From the Born Haber cycle for CuF, the compound should be marginally stable (ΔHfo = -140 kJ/mol) with respect to the elements. Why then is CuF unknown?
To gain insight into this question, we first construct a Born-Haber cycle for the formation of CuF2 from the elements. This compound is stable with respect to the elements by -368 kJ/mol.
Combining the two cycles we see that the disproportionation of CuF to Cu and CuF2 is spontaneous. From similar cycles, we can also predict that the reaction 3AuF → AuF3 + 2Au should be spontaneous.
Why is the lowest oxidation state unstable for these fluorides? The key point is that the large difference in EL values (2908-972=1926 kJ in the case of copper fluorides) drives their disproportionation reactions. Note that when we use the Kapustinskii equation, we calculate that EL for CuF2 is approximately three times that of CuF. We use the same univalent radii in both calculations, but Cu has a 2+ charge in CuF2 (doubling the lattice energy relative to CuF), and contains 3/2 as many ions. The product z+z-n is thus three times larger for CuF2. The difference in EL values will thus increase as EL for the monovalent salt increases. We know that fluorides, having a small anion radius, will give larger EL values than iodides, which have larger anions. Thus the disproportionation reaction becomes more favorable for CuF than it is for CuI.

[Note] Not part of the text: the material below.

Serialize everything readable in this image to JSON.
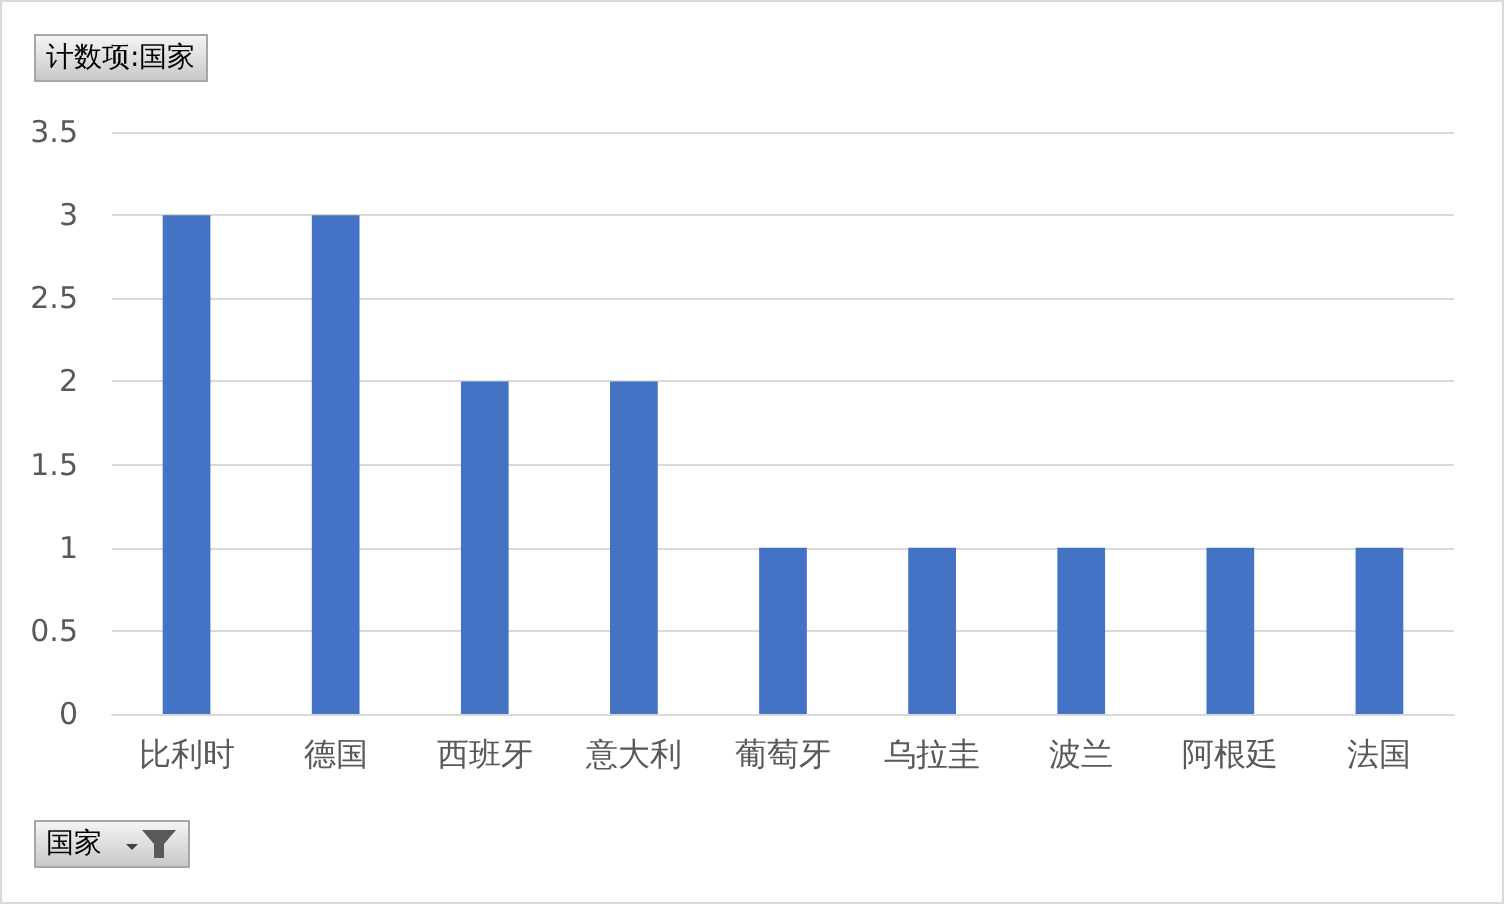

The stability of the lower vs. higher oxidation state thus depends on the size of the anion. For example, in fluorides, CuF is unstable but CuF2 is stable. However, in iodides, CuI is stable whereas CuI2 is unstable. From this we can develop a broad conclusion: small anions (O,F) tend to stabilize higher oxidation states, whereas large anions (S, Br, I...) stabilize lower oxidation states. Note that this trend has to do with the size and not with the electronegativity of the anion. Coincidentally, F and O are electronegative elements, but it is really their small size that has consequences for the lattice energy and their stabilization of higher oxidation states.
Cuprous iodide (CuI) is a crystalline compound used in organic synthesis and cloud seeding. This compound can be made in the laboratory by reacting soluble Cu2+ salts with a solution of sodium or potassium iodide. Because CuI2 is thermodynamicaly unstable, the reaction liberates I2 and a CuI precipitate forms. |
Remember that the hard-soft acid-base rules could be interpreted in terms of the dominance of ionic vs. covalent interactions. Here we have put the hard-hard interaction in quantitative terms, based on (electrostatic) lattice energies.
Ag appears to buck the periodic trend. Why is AgF stable? This is because the second IP is very high (2071 kJ vs. 1958 kJ for Cu, 1979 for Au). Thus both AgF and AgF2 are known fluorides of Ag.